'Spider-Man: Homecoming's Love Interests Defy The Norm & It's So Refreshing To See
Sony Pictures Releasing

Spider-Man: Homecoming might be the first Spidey movie in the Marvel Cinematic Universe (MCU), but it also marks the third Peter Parker debut on the big screen in less than two decades. At this point, fans of the web-slinger have seen it all when it comes to Peter, so it makes sense that it isn't the superhero who breaks the mold in the newest film, but the movie's women. As played by Zendaya and Laura Harrier, respectively, Spider-Man: Homecoming's Michelle and Liz defy the traditional love interest roles in a truly admirable way.

Absent of both Gwen Stacy and Mary-Jane Watson, both of whom were love interests in the two previous Spider-Man franchises, Homecoming introduces two new female characters in Michelle and Liz. In the film, Michelle and Liz are on the academic decathlon team with Peter, and while Peter and Michelle are friendly, it's Liz that he is hopelessly in love with. So far, it might sound like Homecoming is just recycling classic teenage superhero movie plot points, but I can safely say that Michelle and Liz are unlike any Spider-Man love interests I have ever seen before. Liz, for one, is the president of the decathlon team, and she's much smarter than Peter. It's a complete 180 from, say, the dynamic between Tony Stark and Pepper Potts, or MJ and Peter from the 2002 Spider-Man. She's also older than Peter (a senior) and, notably, not white (Michelle isn't, either), like nearly every other love interest in the MCU.

marvelgifs/tumblr

The fact that both Michelle and Liz are women of color is no small thing. On a purely cosmetic level, these ladies' looks break the mold of almost all previous superhero love interests. Liz, who takes on a kind of Gwen Stacy-esque role in the film, is not blonde, nor blue-eyed. And Michelle, a (major spoiler alert) new take on MJ, isn't a redhead. A non-white woman playing the love interest in a superhero movie is still a rare sight to behold, and Homecoming has two. Liz's role in particular as the main love interest is a first for the MCU, which has yet to feature a prominent interracial relationship (Guardians of the Galaxy has come closest). And Harrier herself is aware at how groundbreaking Liz's relationship with Peter is, telling The Love Magazine, "To be a woman of color playing the love interest in a movie like this — that's really exciting."
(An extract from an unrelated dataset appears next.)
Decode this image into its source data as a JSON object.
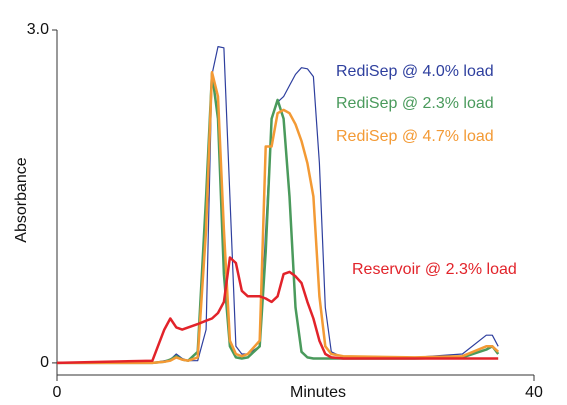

Not only that, but the two characters are also styled quite differently from the average superhero love interests. Liz has more of a classic, traditionally feminine look, with flawless skin and crazy long lashes, but she's also not dressed in miniskirts and crop tops the entire time. She's far from the perfectly put together Gwen Stacy of The Amazing Spider-Man, for example. As for Michelle, her look is a huge change from the norm: no makeup. That's right, there is a (future) love interest in a major blockbuster who doesn't appear to wear any makeup. It's just one of the many things that make her stand out from the sea of women in superhero films, as Zendaya has noted. "She's just different, and I think there's so many different types of beautiful women out there, why not showcase different types of beautiful women?" the actor said in an interview with EW.  Hey, you won't find me complaining.

marvelgifs/tumblr

This isn't to say that the female characters in Spider-Man: Homecoming, specifically Michelle and Liz, are perfect. None of the women appear in scenes without Peter Parker, and their personal lives and feelings are barely explored. Liz is put in the damsel in distress role in a critical scene, and Michelle, in particular, isn't given much more to do then ring off one-liners about protests and her distaste for trivial high school problems. This lack of character development is probably due to the fact that she's not the main love interest in the film, but perhaps her future role as MJ means that she'll eventually become a full-fledged character. Her portrayal and Liz's in this movie are a great start, but it'd be even better to see the ladies of Spider-Man grow as independent characters outside their relationships with Peter Parker.